For comparison, that last point makes a SNARK verification 500+ times
more expensive than an ECDH operation. If I got my maths right, you
can translate 3c for a linode CPU-hour into 2.5 satoshi for a linode
CPU-second (at $338/BTC), so you're probably looking at a minimum fee
of a few satoshi per SNARK verification, but that's still pretty okay
for transactions of 500 satoshi or more, ie anything more than about a
fifth of a US cent.

The 10s proof generation time is probably more of a limitation -- though
you could generate them in advance easily enough and just store them until
you need to use them, which would avoid lag being a problem at least.
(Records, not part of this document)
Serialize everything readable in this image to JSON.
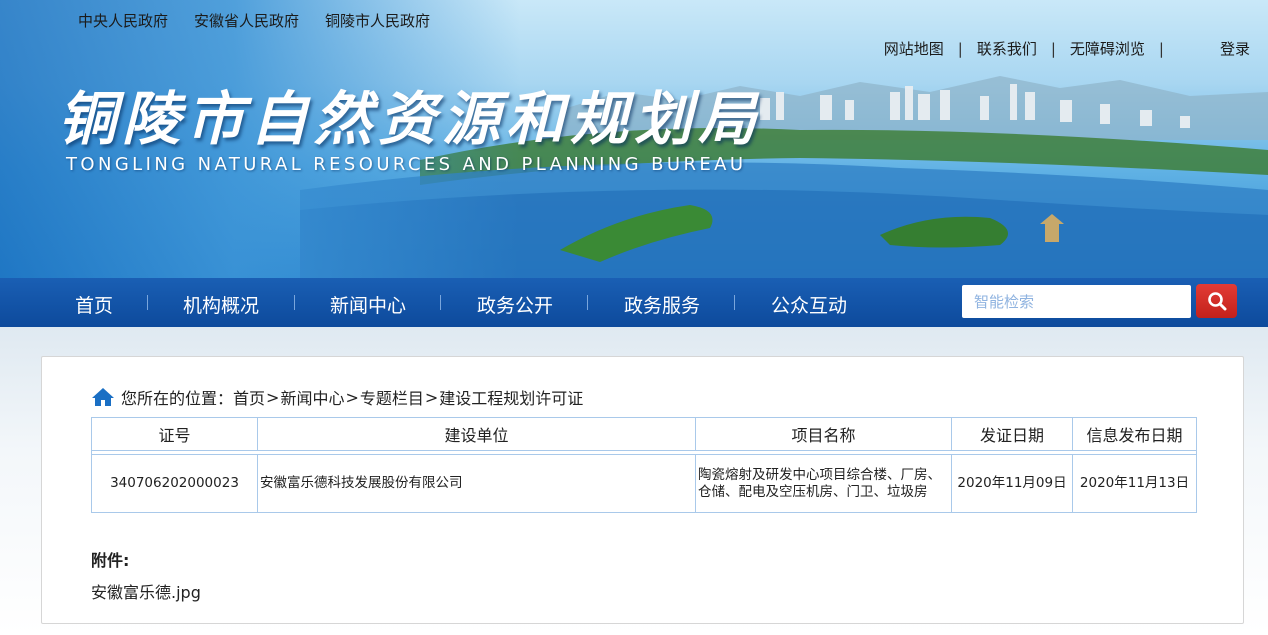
{
  "header": {
    "gov_links": [
      "中央人民政府",
      "安徽省人民政府",
      "铜陵市人民政府"
    ],
    "utility_links": {
      "sitemap": "网站地图",
      "contact": "联系我们",
      "accessibility": "无障碍浏览",
      "separator": "|",
      "login": "登录"
    },
    "logo_cn": "铜陵市自然资源和规划局",
    "logo_en": "TONGLING NATURAL RESOURCES AND PLANNING BUREAU"
  },
  "nav": {
    "items": [
      "首页",
      "机构概况",
      "新闻中心",
      "政务公开",
      "政务服务",
      "公众互动"
    ],
    "search_placeholder": "智能检索"
  },
  "breadcrumb": {
    "prefix": "您所在的位置：",
    "items": [
      "首页",
      "新闻中心",
      "专题栏目",
      "建设工程规划许可证"
    ],
    "separator": ">"
  },
  "table": {
    "headers": [
      "证号",
      "建设单位",
      "项目名称",
      "发证日期",
      "信息发布日期"
    ],
    "rows": [
      [
        "340706202000023",
        "安徽富乐德科技发展股份有限公司",
        "陶瓷熔射及研发中心项目综合楼、厂房、仓储、配电及空压机房、门卫、垃圾房",
        "2020年11月09日",
        "2020年11月13日"
      ]
    ]
  },
  "attachments": {
    "title": "附件:",
    "files": [
      "安徽富乐德.jpg"
    ]
  },
  "colors": {
    "nav_blue": "#0d4a9c",
    "search_red": "#c3211b",
    "table_border": "#a9c9ea",
    "home_icon": "#1a6fc4"
  },
  "icons": {
    "search": "magnifier-icon",
    "home": "home-icon"
  }
}
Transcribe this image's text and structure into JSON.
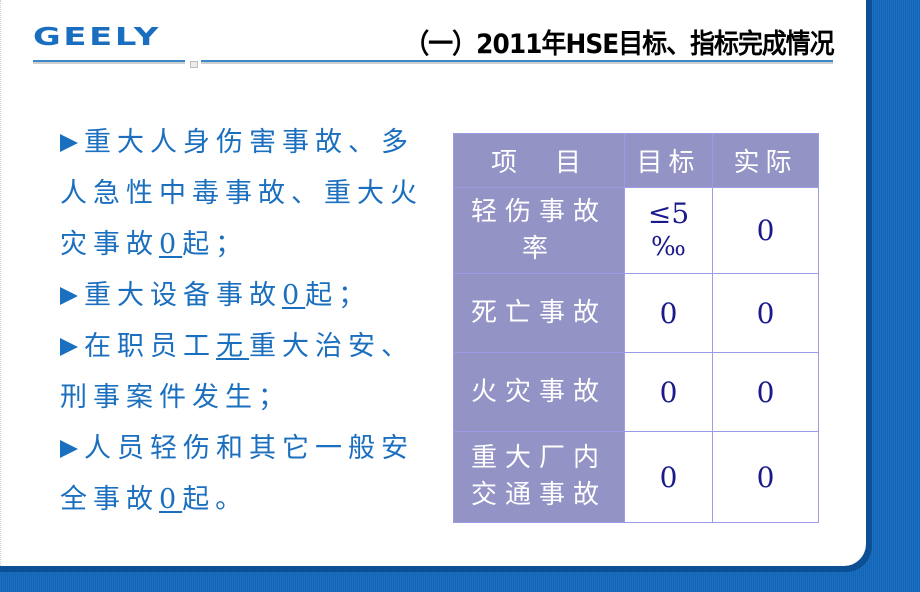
{
  "header": {
    "logo": "GEELY",
    "title": "（一）2011年HSE目标、指标完成情况"
  },
  "colors": {
    "brand_blue": "#1a6ec0",
    "frame_blue": "#1b6fc2",
    "table_header": "#9393c6",
    "value_text": "#1a1a8c"
  },
  "bullets": [
    {
      "icon": "arrow-bullet-icon",
      "lines": [
        [
          {
            "t": "重大人身伤害事故、多"
          }
        ],
        [
          {
            "t": "人急性中毒事故、重大火"
          }
        ],
        [
          {
            "t": "灾事故"
          },
          {
            "t": "0",
            "u": true
          },
          {
            "t": "起；"
          }
        ]
      ]
    },
    {
      "icon": "arrow-bullet-icon",
      "lines": [
        [
          {
            "t": "重大设备事故"
          },
          {
            "t": "0",
            "u": true
          },
          {
            "t": "起；"
          }
        ]
      ]
    },
    {
      "icon": "arrow-bullet-icon",
      "lines": [
        [
          {
            "t": "在职员工"
          },
          {
            "t": "无",
            "u": true
          },
          {
            "t": "重大治安、"
          }
        ],
        [
          {
            "t": "刑事案件发生；"
          }
        ]
      ]
    },
    {
      "icon": "arrow-bullet-icon",
      "lines": [
        [
          {
            "t": "人员轻伤和其它一般安"
          }
        ],
        [
          {
            "t": "全事故"
          },
          {
            "t": "0",
            "u": true
          },
          {
            "t": "起。"
          }
        ]
      ]
    }
  ],
  "table": {
    "headers": [
      "项　目",
      "目标",
      "实际"
    ],
    "rows": [
      {
        "item_lines": [
          "轻伤事故",
          "率"
        ],
        "target_lines": [
          "≤5",
          "‰"
        ],
        "actual": "0"
      },
      {
        "item_lines": [
          "死亡事故"
        ],
        "target_lines": [
          "0"
        ],
        "actual": "0"
      },
      {
        "item_lines": [
          "火灾事故"
        ],
        "target_lines": [
          "0"
        ],
        "actual": "0"
      },
      {
        "item_lines": [
          "重大厂内",
          "交通事故"
        ],
        "target_lines": [
          "0"
        ],
        "actual": "0"
      }
    ]
  }
}
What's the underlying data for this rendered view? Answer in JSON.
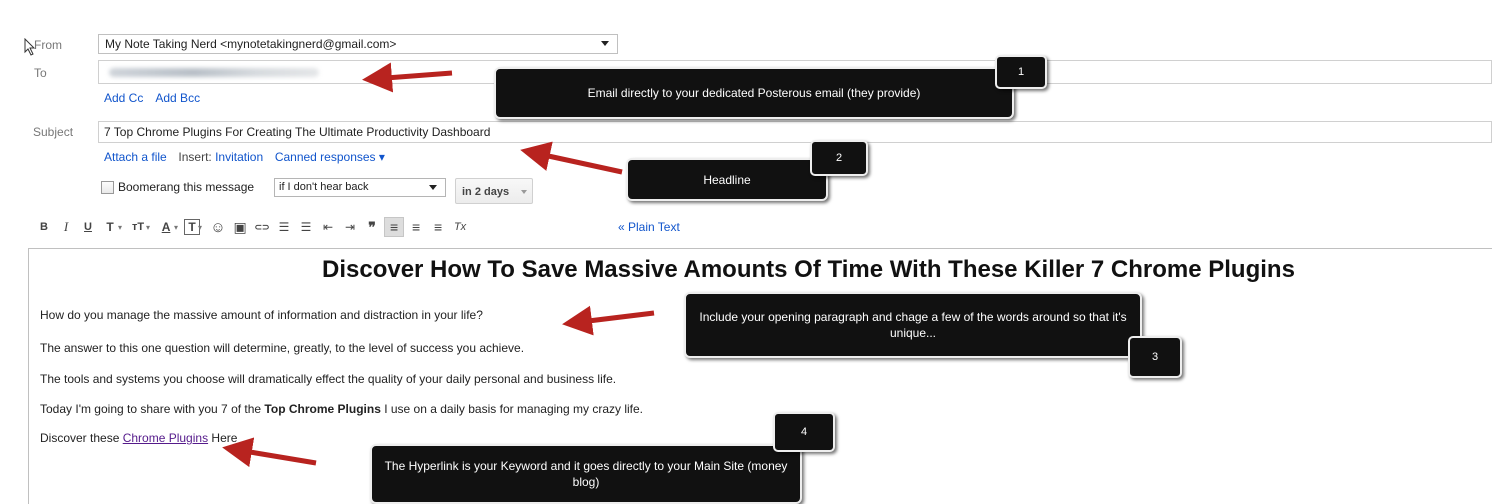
{
  "compose": {
    "from_label": "From",
    "from_value": "My Note Taking Nerd <mynotetakingnerd@gmail.com>",
    "to_label": "To",
    "add_cc": "Add Cc",
    "add_bcc": "Add Bcc",
    "subject_label": "Subject",
    "subject_value": "7 Top Chrome Plugins For Creating The Ultimate Productivity Dashboard",
    "attach_file": "Attach a file",
    "insert_label": "Insert:",
    "invitation": "Invitation",
    "canned_responses": "Canned responses ▾"
  },
  "boomerang": {
    "label": "Boomerang this message",
    "condition": "if I don't hear back",
    "days": "in 2 days"
  },
  "toolbar": {
    "buttons": [
      {
        "icon": "bold-icon",
        "glyph": "B"
      },
      {
        "icon": "italic-icon",
        "glyph": "I"
      },
      {
        "icon": "underline-icon",
        "glyph": "U"
      },
      {
        "icon": "font-icon",
        "glyph": "T"
      },
      {
        "icon": "font-size-icon",
        "glyph": "тT"
      },
      {
        "icon": "text-color-icon",
        "glyph": "A"
      },
      {
        "icon": "highlight-icon",
        "glyph": "T"
      },
      {
        "icon": "emoticon-icon",
        "glyph": "☺"
      },
      {
        "icon": "image-icon",
        "glyph": "▣"
      },
      {
        "icon": "link-icon",
        "glyph": "⊂⊃"
      },
      {
        "icon": "numbered-list-icon",
        "glyph": "☰"
      },
      {
        "icon": "bulleted-list-icon",
        "glyph": "☰"
      },
      {
        "icon": "indent-less-icon",
        "glyph": "⇤"
      },
      {
        "icon": "indent-more-icon",
        "glyph": "⇥"
      },
      {
        "icon": "quote-icon",
        "glyph": "❞"
      },
      {
        "icon": "align-left-icon",
        "glyph": "≡"
      },
      {
        "icon": "align-center-icon",
        "glyph": "≡"
      },
      {
        "icon": "align-right-icon",
        "glyph": "≡"
      },
      {
        "icon": "remove-formatting-icon",
        "glyph": "Tx"
      }
    ],
    "plain_text": "« Plain Text"
  },
  "body": {
    "headline": "Discover How To Save Massive Amounts Of Time With These Killer 7 Chrome Plugins",
    "p1": "How do you manage the massive amount of information and distraction in your life?",
    "p2": "The answer to this one question will determine, greatly, to the level of success you achieve.",
    "p3": "The tools and systems you choose will dramatically effect the quality of your daily personal and business life.",
    "p4_start": "Today I'm going to share with you 7 of the ",
    "p4_bold": "Top Chrome Plugins",
    "p4_end": " I use on a daily basis for managing my crazy life.",
    "p5_start": "Discover these ",
    "p5_link": "Chrome Plugins",
    "p5_end": " Here"
  },
  "annotations": [
    {
      "number": "1",
      "text": "Email directly to your dedicated Posterous email (they provide)"
    },
    {
      "number": "2",
      "text": "Headline"
    },
    {
      "number": "3",
      "text": "Include your opening paragraph and chage a few of the words around so that it's unique..."
    },
    {
      "number": "4",
      "text": "The Hyperlink is your Keyword and it goes directly to your Main Site (money blog)"
    }
  ],
  "colors": {
    "arrow": "#b8231f",
    "link": "#1155cc",
    "visited_link": "#551a8b",
    "callout_bg": "#111111"
  }
}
But
even then it's still essentially adding up to 30c of additional costs to
your transaction (ie 10s cpu time valued at up to 3c/s), which probably
isn't worthwhile for transactions smaller than a dollar or two.

A drawback is that you'd either (a) have to do all this on the merchant's
side (not just sending SHA(R) to whoever wants to pay you, but sending
SHA(R1), SHA(R2), SHA(R3), SHA(R4), X12, X23, X34, and three proofs,
which would be pretty painful; or (b) you'd have to generate all the
R secrets as a consumer, and you wouldn't get to use the fact that you
know R as evidence that you paid the merchant.

Anyway, it's obviously not ready for prime time today: SNARKs are still
pretty new as a concept; I'm definitely not familiar enough with SNARK
theory to be sure I'm not misusing the concept somehow; snarkfront may not
have implemented the theory fully correctly; and I might not have captured
everything I needed to in order for my "proof" to actually say what I
want it to. So not a great idea to use this to protect real money today.

But still, this seems like it's not all /that/ far from being practical,
and if the crypto's not fundamentally broken, seems like it goes a long
way to filling in the biggest privacy hole in lightning today [3]...

Code is at https://github.com/ajtowns/snarkfront/ or more directly at:
https://github.com/ajtowns/snarkfront/blob/lightning-sha/test_lightning.cpp

Cheers,
aj

[0] https://tahoe-lafs.org/trac/tahoe-lafs/wiki/SNARKs

[1] https://github.com/jancarlsson/snarkfront

[2] This would also improve privacy/anonymity for other applications of
    HTLCs, such as atomic swaps across chains:

     1 bitcoin, payable on R1 + Alice's sig or timeout + Bob's sig
     100 litecoin, payable on R2 + Robert's sig or timeout + Ally's sig

    Alice and Bob communicate privately, agreeing to trade 1 BTC for 100
    litecoin and revealing their aliases Robert and Ally; Alice generates
    R1, R2, and reveals SHA(R1), SHA(R2), R1^R2 and the SNARK proof and
    publishes the litecoin payment. Bob verifies the proof, and publishes
    the bitcoin payment. Alice claims the bitcoin payment, revealing R1;
    Bob calculates R2 and claims the litecoin payment. The swap can take
    place trustlessly because Bob knows the only way Alice can claim his
    bitcoin is by revealing enough info so he can claim the corresponding
    litecoin. But there isn't any on-chain information linking the two
    transactions, because R1 and R2 are independent (and could even be
    using different hash functions as well as different preimages).
    After the funds have been claimed, the private communication is
    also completely deniable, since anyone could generate R1^R2 and a
    corresponding SNARK proof just using the info on the blockchain.